I didn’t consider this. You mean you lose the ability to search for it when creating a Custom Field? I assume you can still use the Advanced Search to locate any Custom Fields that are project specific?
@lpb I completely see your point and holistically agree. I don’t think there is a need to persuade as there is to clarify. When I said the following…
… I’m simply insinuating that it is important to be mindful of how you are using custom fields with a high level of confidence in how public the information should be. While it is easy to convert a field, it is certainly more difficult to consolidate any redundant global fields… as you pointed out.
I’m suggesting to not make stuff global if the information is potentially private. Rarely would I expect a custom field would have to be made global if the intent is understood upfront. However, when necessary, so be it. It’s a risk vs reward scenario, IMO
I tried to summarize in my post above, but it’s pretty hard to convey. For example, I really didn’t understand @Julien_RENAUD’s most recent post above?! And I don’t know if mind was fully understood based on the subsequent posts. Maybe Forum is not the ideal place for such nuanced takes?
@Julien_RENAUD I’ve always seen the custom fields you show as columns from List or Board to be a different consideration from what is represented in the tasks. A couple questions to make sure I am understanding this correctly.

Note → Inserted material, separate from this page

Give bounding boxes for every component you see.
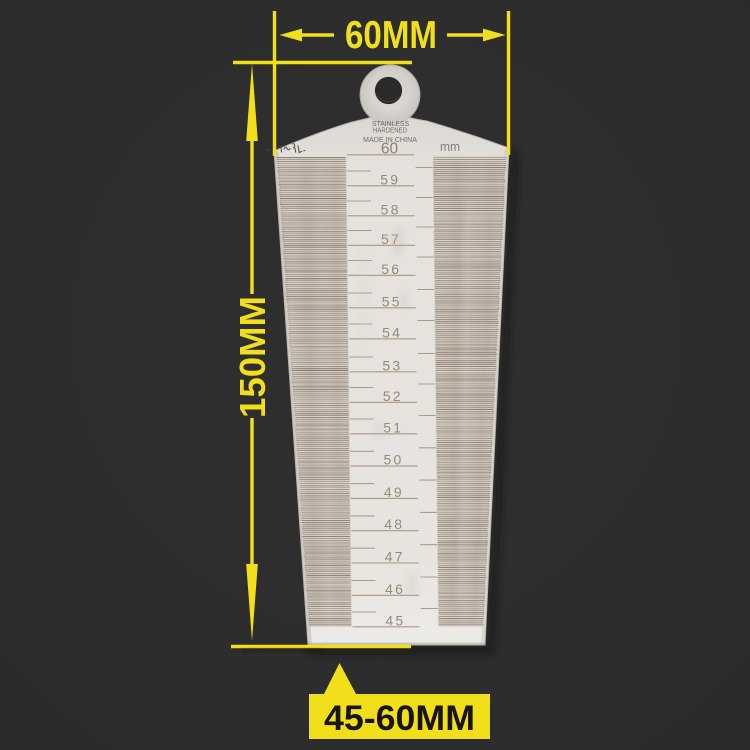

Guests can enable any custom fields that aren’t show on a project, correct? They just can’t edit the criteria. If that is the case, it doesn’t really solve the security issue, right?
Are you suggesting that you disable (from the “customize” panel) projects that you don’t need? Why have them on the project then? As stated before, I’ve always looked at what is shown on the project level different from what is shown in the task. To keep the project view clean, I don’t always show all custom fields they they still might be necessary for the project.
Personally, I live that the customize field doesn’t control what is shown from both the project view and the task view. I will say, I would prefer that from the task view, all the custom fields that are mapped through multi-homing exist within a clickable link to “show more” rather than showing an extensive list by default.
@Julien_RENAUD, I appreciate the clarification. But you’re now asking for feature changes whereas the thread had previously been debating how best to use the app (as it operates now). I think it would be better to discuss that elsewhere. You’re also calling for eliminating what @Bastien_Siebman has called “cherry-picking” custom fields; I’d be against that!
I was surprised to see this being called a “gap” in security, and I feel that’s unfair on Asana. To me, it’s just how Asana works, and makes sense. Custom field details are part of the task information, so if a user chooses to share the task with someone new (eg by multi-homing the task to a project the new person can see), it makes sense for the new person to see the custom fields as well. It would seem to make less sense to restrict this by default, because the new person may not have the information they need to deal with the task. If people want more control than what Asana currently offers concerning who can see what, it could be achieved with more detailed sharing permission settings rather than changing the default way custom fields are displayed.
Another interesting tidbit I learned in this process too — forms are totally public links. We used to have a form with a custom field dropdown list of “future campaigns” for requesting briefs. Well, that form link is public so literally anyone could see it!
We’ve since amended that form to remove the custom field. But we did suggest to the Asana team that restricting forms to logged-in users (and then capturing the user data) would be beneficial for a number of reasons!